Peripheral Arterial Disease
Monday, March 16, 2009
Peripheral arterial disease affects about 8 million Americans. It becomes more common as one gets older and diagnosis is critical, as people with PAD have a four to five times higher risk of heart attack or stroke. Dr. Edward Hill tells us more about this disease in today’s 60 Second Housecall.
Peripheral arterial disease is a clogging of the arteries usually caused by atherosclerosis. In most cases of peripheral arterial disease, atherosclerosis affects the arteries of the legs. Over time, it can cause loss of feeling or weakness in the affected leg.
Walking or exercising increases the muscle’s demand for oxygen-rich blood. Peripheral arterial disease limits the blood flow to your legs. This causes pain in the calf or thigh muscle. The pain stops after you rest for a while.

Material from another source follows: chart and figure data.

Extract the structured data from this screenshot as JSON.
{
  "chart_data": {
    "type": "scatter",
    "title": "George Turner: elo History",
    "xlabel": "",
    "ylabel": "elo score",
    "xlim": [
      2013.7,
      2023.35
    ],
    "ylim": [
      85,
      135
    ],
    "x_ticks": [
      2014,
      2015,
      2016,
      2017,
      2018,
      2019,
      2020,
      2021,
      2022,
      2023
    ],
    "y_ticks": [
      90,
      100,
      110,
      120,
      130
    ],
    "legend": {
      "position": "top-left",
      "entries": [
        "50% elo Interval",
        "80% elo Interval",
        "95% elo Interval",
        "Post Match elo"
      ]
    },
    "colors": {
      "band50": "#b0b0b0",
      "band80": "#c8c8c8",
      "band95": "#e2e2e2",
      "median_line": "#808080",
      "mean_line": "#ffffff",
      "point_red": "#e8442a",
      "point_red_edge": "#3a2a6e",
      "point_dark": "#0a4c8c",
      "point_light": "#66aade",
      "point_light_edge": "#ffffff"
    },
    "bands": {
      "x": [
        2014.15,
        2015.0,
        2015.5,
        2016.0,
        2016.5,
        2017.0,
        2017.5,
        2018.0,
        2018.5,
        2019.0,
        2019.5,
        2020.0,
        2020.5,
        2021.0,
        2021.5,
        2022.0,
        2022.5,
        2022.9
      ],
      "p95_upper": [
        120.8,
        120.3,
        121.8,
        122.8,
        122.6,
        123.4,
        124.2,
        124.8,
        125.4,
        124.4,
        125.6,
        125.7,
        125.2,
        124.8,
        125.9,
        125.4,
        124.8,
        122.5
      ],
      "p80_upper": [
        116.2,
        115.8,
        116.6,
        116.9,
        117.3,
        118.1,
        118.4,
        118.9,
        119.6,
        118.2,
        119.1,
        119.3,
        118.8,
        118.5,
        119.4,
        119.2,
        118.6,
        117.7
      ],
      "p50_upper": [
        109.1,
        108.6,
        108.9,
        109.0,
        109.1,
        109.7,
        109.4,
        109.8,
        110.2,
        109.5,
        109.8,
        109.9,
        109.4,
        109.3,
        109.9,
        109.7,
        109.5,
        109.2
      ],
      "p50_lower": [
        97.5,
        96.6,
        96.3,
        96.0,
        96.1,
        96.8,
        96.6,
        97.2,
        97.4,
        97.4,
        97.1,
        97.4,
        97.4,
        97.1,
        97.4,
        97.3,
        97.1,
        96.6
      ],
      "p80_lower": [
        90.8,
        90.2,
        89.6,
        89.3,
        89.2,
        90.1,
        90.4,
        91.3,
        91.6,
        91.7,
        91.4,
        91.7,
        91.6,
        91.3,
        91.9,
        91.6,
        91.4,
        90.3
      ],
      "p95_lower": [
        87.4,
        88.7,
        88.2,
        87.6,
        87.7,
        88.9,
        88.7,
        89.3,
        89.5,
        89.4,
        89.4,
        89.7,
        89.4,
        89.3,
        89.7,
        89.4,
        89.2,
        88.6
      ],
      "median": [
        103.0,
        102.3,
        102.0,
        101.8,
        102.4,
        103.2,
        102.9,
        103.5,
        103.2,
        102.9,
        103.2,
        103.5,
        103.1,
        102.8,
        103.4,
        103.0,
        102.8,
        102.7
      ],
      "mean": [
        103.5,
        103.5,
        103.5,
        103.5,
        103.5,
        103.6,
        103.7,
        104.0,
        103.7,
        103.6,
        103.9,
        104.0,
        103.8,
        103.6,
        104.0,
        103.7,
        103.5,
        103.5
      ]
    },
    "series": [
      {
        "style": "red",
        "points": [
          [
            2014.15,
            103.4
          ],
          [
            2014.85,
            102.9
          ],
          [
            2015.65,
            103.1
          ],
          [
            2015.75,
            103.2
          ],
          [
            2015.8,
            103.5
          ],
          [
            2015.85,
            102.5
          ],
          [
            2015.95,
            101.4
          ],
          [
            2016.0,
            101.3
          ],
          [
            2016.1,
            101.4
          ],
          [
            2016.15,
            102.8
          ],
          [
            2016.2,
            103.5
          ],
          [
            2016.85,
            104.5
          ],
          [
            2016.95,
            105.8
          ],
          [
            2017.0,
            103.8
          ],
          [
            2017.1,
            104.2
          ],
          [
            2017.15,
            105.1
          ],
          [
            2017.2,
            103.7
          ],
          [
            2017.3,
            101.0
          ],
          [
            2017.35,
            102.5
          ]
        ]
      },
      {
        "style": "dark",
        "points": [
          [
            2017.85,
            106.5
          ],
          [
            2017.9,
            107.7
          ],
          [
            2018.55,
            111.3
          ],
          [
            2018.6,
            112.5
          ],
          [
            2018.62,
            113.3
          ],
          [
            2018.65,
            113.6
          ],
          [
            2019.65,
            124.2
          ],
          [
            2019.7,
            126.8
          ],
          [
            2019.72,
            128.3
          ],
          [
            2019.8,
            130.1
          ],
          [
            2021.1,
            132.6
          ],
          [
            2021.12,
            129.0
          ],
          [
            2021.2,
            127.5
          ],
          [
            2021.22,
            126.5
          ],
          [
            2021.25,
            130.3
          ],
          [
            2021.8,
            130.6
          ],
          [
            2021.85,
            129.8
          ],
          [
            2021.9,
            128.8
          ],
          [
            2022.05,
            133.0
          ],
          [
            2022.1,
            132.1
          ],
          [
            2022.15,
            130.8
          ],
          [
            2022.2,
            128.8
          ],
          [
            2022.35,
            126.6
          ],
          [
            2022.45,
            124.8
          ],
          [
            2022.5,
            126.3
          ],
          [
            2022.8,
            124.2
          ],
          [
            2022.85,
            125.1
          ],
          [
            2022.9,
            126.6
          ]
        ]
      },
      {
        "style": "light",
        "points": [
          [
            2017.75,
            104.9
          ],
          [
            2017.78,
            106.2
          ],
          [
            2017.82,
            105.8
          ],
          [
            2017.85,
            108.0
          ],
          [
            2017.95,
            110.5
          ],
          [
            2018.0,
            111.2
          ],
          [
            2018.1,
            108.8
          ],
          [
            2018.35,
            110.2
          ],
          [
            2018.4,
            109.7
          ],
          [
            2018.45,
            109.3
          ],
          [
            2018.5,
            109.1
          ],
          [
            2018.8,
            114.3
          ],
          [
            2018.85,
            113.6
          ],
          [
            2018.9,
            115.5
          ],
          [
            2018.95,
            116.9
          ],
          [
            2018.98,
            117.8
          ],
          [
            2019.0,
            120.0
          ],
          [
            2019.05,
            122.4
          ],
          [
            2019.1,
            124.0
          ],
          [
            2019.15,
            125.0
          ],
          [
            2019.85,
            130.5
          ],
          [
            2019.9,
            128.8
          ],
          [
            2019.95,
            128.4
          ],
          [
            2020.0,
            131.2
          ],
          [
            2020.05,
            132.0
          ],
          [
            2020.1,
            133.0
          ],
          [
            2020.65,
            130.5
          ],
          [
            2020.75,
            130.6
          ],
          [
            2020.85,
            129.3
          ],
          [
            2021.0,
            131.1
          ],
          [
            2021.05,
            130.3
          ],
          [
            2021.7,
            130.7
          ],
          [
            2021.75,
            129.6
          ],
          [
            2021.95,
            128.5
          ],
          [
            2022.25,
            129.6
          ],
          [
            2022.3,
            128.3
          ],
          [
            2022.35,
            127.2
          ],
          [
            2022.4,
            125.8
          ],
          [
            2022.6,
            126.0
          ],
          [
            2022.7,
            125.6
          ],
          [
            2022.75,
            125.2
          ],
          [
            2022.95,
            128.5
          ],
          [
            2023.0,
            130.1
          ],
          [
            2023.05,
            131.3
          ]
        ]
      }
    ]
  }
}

Major risk factors of peripheral arterial disease include being 40 or older, cigarette smoking, high blood pressure, diabetes and high cholesterol.
Treatment includes reducing risk factors. If you smoke, you should stop. Lower your cholesterol level. If you have diabetes, keep your blood sugar level under control. A regular exercise program is necessary. You should walk at least three times a week for at least 30 minutes each time. Medications such as pain relievers and blood thinners are sometimes helpful. For severe narrowing of the arteries, you may need surgery to open them up.
For North Mississippi Medical Center, I’m Dr. Edward Hill.